In different design books that I read, sometimes big emphasis is put on the number of methods that a class must have (considering an OO language, as java or C# for instance). Often the examples reported in those books are very neat and simple, but rarely they cover a "serious" or complex case.
However the range seems to be between 5 and 8.

In a project I developed a class "Note", with its attribuse as properties: Title, Desctiption, CreateDate, etc.
Then some basic methods like: getRelations (if the note is assigned to different documents), getExpiryDate, ect.

However proceeding in the development of the application, more functionalities were required, and, therefore, more methods.

I know that the less methods a class has, the more loosly coupled it is. That is indeed a good advantage in terms of modularity and reusability, plus easier to edit.

By the way if in our context there is no need (or even sense) to create sub-classes and all the needed functions are related to that class, how many methods can we further attach?

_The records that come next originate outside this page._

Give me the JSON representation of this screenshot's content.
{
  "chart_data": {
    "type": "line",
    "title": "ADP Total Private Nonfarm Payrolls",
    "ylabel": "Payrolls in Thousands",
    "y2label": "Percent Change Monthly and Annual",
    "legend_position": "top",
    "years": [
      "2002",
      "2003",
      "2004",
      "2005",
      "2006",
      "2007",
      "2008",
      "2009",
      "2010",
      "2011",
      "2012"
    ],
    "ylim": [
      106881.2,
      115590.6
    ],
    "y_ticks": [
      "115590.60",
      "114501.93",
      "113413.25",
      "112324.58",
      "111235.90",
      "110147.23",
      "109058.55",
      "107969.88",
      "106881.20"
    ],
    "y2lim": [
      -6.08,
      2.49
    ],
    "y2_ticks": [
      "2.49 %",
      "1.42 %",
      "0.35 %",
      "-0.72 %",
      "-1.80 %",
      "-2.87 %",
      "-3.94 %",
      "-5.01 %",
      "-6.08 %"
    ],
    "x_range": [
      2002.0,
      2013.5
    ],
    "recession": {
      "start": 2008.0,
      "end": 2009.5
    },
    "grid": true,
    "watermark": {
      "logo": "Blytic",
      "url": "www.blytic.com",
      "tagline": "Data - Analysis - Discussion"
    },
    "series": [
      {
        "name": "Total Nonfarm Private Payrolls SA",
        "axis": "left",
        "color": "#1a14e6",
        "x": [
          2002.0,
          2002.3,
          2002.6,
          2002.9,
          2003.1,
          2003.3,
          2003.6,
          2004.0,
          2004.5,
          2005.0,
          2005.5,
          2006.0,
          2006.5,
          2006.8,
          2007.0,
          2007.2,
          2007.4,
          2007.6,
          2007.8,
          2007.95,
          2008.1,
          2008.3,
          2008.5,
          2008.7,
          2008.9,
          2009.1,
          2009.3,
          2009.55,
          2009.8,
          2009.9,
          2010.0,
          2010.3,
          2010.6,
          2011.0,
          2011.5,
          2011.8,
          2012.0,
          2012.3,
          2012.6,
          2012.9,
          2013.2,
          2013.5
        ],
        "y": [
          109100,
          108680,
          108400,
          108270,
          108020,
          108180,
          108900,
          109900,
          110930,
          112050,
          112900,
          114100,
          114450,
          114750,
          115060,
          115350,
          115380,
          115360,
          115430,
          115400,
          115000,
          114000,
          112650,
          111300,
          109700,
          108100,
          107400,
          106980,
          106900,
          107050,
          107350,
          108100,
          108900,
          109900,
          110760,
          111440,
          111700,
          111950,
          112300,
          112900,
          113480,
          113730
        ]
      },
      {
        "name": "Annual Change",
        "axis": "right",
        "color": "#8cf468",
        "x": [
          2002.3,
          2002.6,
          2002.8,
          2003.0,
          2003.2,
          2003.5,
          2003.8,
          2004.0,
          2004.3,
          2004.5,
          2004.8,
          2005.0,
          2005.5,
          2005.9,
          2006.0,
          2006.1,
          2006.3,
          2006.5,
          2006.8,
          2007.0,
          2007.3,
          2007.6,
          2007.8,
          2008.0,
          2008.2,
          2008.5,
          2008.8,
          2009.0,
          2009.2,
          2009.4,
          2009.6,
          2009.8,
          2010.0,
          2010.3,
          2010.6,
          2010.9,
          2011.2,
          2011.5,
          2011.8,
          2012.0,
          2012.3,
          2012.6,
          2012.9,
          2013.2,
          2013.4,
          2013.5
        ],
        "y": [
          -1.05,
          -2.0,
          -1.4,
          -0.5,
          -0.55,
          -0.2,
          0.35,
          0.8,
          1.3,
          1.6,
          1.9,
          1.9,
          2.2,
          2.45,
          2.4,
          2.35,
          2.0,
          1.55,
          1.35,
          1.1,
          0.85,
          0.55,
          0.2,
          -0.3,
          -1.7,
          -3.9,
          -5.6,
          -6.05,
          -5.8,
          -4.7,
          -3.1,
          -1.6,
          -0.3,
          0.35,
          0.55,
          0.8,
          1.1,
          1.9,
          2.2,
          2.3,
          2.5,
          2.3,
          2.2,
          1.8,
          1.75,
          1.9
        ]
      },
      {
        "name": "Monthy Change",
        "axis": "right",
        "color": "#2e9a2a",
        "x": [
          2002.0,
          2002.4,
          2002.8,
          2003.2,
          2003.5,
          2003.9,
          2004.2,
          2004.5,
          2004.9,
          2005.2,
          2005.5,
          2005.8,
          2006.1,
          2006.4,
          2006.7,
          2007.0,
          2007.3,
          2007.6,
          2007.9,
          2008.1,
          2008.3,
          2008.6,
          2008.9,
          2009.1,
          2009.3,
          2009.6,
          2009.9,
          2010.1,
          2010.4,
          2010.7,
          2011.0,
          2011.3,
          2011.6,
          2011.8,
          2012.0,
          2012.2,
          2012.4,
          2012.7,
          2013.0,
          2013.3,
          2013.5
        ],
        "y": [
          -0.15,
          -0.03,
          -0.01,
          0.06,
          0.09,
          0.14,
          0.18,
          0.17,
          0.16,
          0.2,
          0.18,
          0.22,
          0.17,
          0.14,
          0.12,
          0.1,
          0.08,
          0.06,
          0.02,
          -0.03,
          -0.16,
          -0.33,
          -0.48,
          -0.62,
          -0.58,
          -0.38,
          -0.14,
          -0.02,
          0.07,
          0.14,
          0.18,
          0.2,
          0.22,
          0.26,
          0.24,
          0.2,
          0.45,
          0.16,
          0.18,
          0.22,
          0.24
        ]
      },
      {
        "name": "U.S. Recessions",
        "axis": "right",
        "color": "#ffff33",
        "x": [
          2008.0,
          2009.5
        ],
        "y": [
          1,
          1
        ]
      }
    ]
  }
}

I agree that having more than 15 methods, then maybe a little re-design might be required.
But even in that case, if deleting some of the methods or inheritance is not an option, which would be the proper way?

Best Answer

Have as many methods as you need. I would try to keep down the number of public methods to that 5-8 rule if possible. Honestly, most people have the opposite problem where they have crazy super-methods that need to be broken out more, not less. It really does not matter how many private helper methods you have. In fact, if you stayed below 8 methods in Java you could hit the limit with a class that only had a constructor, a toString, and the getter/setter for 3 properties...which is not exactly a robust class. The bottom line is, do not worry about how many methods your class is. Worry about making sure your class does not take on unrelated concerns, and that you have a reasonable public interface that has easy to understand methods.